Some shocking news came out of Hollywood yesterday: the entire cast of the daytime soap opera Days of Our Lives were released from their contracts, and the show is going on an “indefinite hiatus.” Things are not looking good for fans who avidly follow the comings and goings of people in the mythical town of Salem, located somewhere in the Midwest.
But that’s the problem: are there really any DOOL fans out there? In fact, it’s a fair question to ask what was more shocking: the producers’ decision to give the entire cast of the show the old heave-ho, or the fact that Days of Our Lives, which debuted on broadcast TV in 1965, when Lyndon Johnson was President, was still on the air 54 years later during the Trump administration. I, for one, had no idea that, in this day and age, daytime soap operas have been carrying on to tantalize the homebound with sordid stories and dramatic pauses and egregious overacting.
There was a time, during the heyday of soaps in the ’60s and ’70s, when a kid coming home from school was likely to find his or her Mom seated in front of the TV, watching Days of Our Lives or All My Children or Guiding Light or General Hospital, waiting for the day’s routine episode-ending cliffhanger that would entice them to tune in the next day to see what happened. Soaps dominated the afternoon TV screen, and were so popular that odd efforts like Dark Shadows — which combined soap operas storylines and horror characters, with the star being a vampire — were popular for a time.

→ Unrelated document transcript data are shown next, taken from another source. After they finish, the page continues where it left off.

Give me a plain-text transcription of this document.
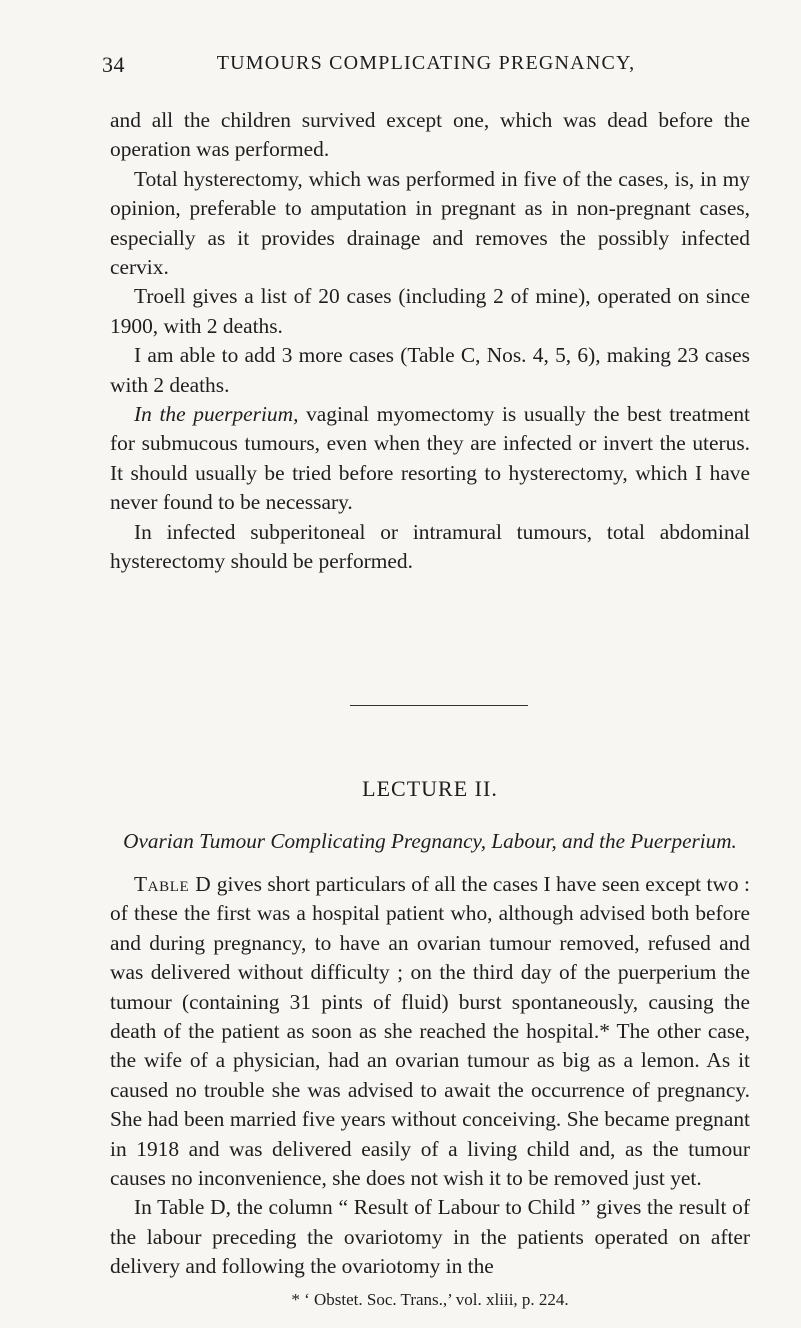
34	TUMOURS COMPLICATING PREGNANCY,

and all the children survived except one, which was dead before the operation was performed.

Total hysterectomy, which was performed in five of the cases, is, in my opinion, preferable to amputation in pregnant as in non-pregnant cases, especially as it provides drainage and removes the possibly infected cervix.

Troell gives a list of 20 cases (including 2 of mine), operated on since 1900, with 2 deaths.

I am able to add 3 more cases (Table C, Nos. 4, 5, 6), making 23 cases with 2 deaths.

In the puerperium, vaginal myomectomy is usually the best treatment for submucous tumours, even when they are infected or invert the uterus. It should usually be tried before resorting to hysterectomy, which I have never found to be necessary.

In infected subperitoneal or intramural tumours, total abdominal hysterectomy should be performed.

LECTURE II.
Ovarian Tumour Complicating Pregnancy, Labour, and the Puerperium.

Table D gives short particulars of all the cases I have seen except two : of these the first was a hospital patient who, although advised both before and during pregnancy, to have an ovarian tumour removed, refused and was delivered without difficulty ; on the third day of the puerperium the tumour (containing 31 pints of fluid) burst spontaneously, causing the death of the patient as soon as she reached the hospital.* The other case, the wife of a physician, had an ovarian tumour as big as a lemon. As it caused no trouble she was advised to await the occurrence of pregnancy. She had been married five years without conceiving. She became pregnant in 1918 and was delivered easily of a living child and, as the tumour causes no inconvenience, she does not wish it to be removed just yet.

In Table D, the column “ Result of Labour to Child ” gives the result of the labour preceding the ovariotomy in the patients operated on after delivery and following the ovariotomy in the

* ‘ Obstet. Soc. Trans.,’ vol. xliii, p. 224.
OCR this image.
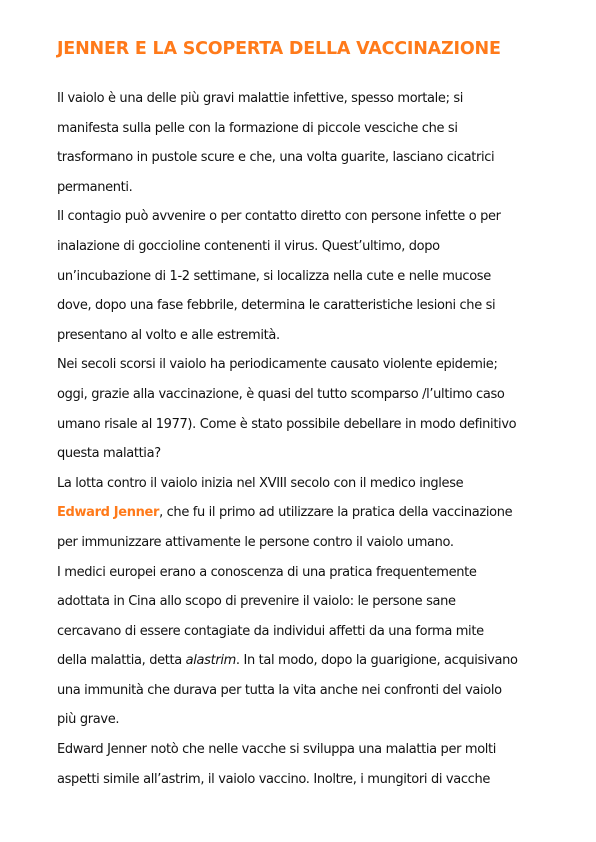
JENNER E LA SCOPERTA DELLA VACCINAZIONE

Il vaiolo è una delle più gravi malattie infettive, spesso mortale; si

manifesta sulla pelle con la formazione di piccole vesciche che si

trasformano in pustole scure e che, una volta guarite, lasciano cicatrici

permanenti.

Il contagio può avvenire o per contatto diretto con persone infette o per

inalazione di goccioline contenenti il virus. Quest’ultimo, dopo

un’incubazione di 1-2 settimane, si localizza nella cute e nelle mucose

dove, dopo una fase febbrile, determina le caratteristiche lesioni che si

presentano al volto e alle estremità.

Nei secoli scorsi il vaiolo ha periodicamente causato violente epidemie;

oggi, grazie alla vaccinazione, è quasi del tutto scomparso /l’ultimo caso

umano risale al 1977). Come è stato possibile debellare in modo definitivo

questa malattia?

La lotta contro il vaiolo inizia nel XVIII secolo con il medico inglese

Edward Jenner, che fu il primo ad utilizzare la pratica della vaccinazione

per immunizzare attivamente le persone contro il vaiolo umano.

I medici europei erano a conoscenza di una pratica frequentemente

adottata in Cina allo scopo di prevenire il vaiolo: le persone sane

cercavano di essere contagiate da individui affetti da una forma mite

della malattia, detta alastrim. In tal modo, dopo la guarigione, acquisivano

una immunità che durava per tutta la vita anche nei confronti del vaiolo

più grave.

Edward Jenner notò che nelle vacche si sviluppa una malattia per molti

aspetti simile all’astrim, il vaiolo vaccino. Inoltre, i mungitori di vacche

It was all pretty irritating for a kid who just wanted to come home, get control of the Philco, and watch a Three Stooges rerun on channel 43.
Soap operas seem absurdly out of touch with the modern TV world, where reality shows and talk shows and other shows can regularly deal explicitly with the cheating, scandals, and tragedies that were the grist of the mill for daytime soaps. And, of course, the dramatic shows that are available on HBO, Netflix, Amazon, and many other content outlets are a lot more direct and graphic and ground-breaking in their treatment of murder, rape, and other shocking and controversial topics. Soap operas seem pretty staid and conventional and old-fashioned by comparison.
TV is an ever-changing medium, and the trends are moving decidedly away from ongoing shows that plumb the depths of the ever-intertwined lives of a few families in a Midwestern town. In fact, to paraphrase the familiar introduction to DOOL, you might say that, for the soap opera genre, the sands in the hourglass have just about run out.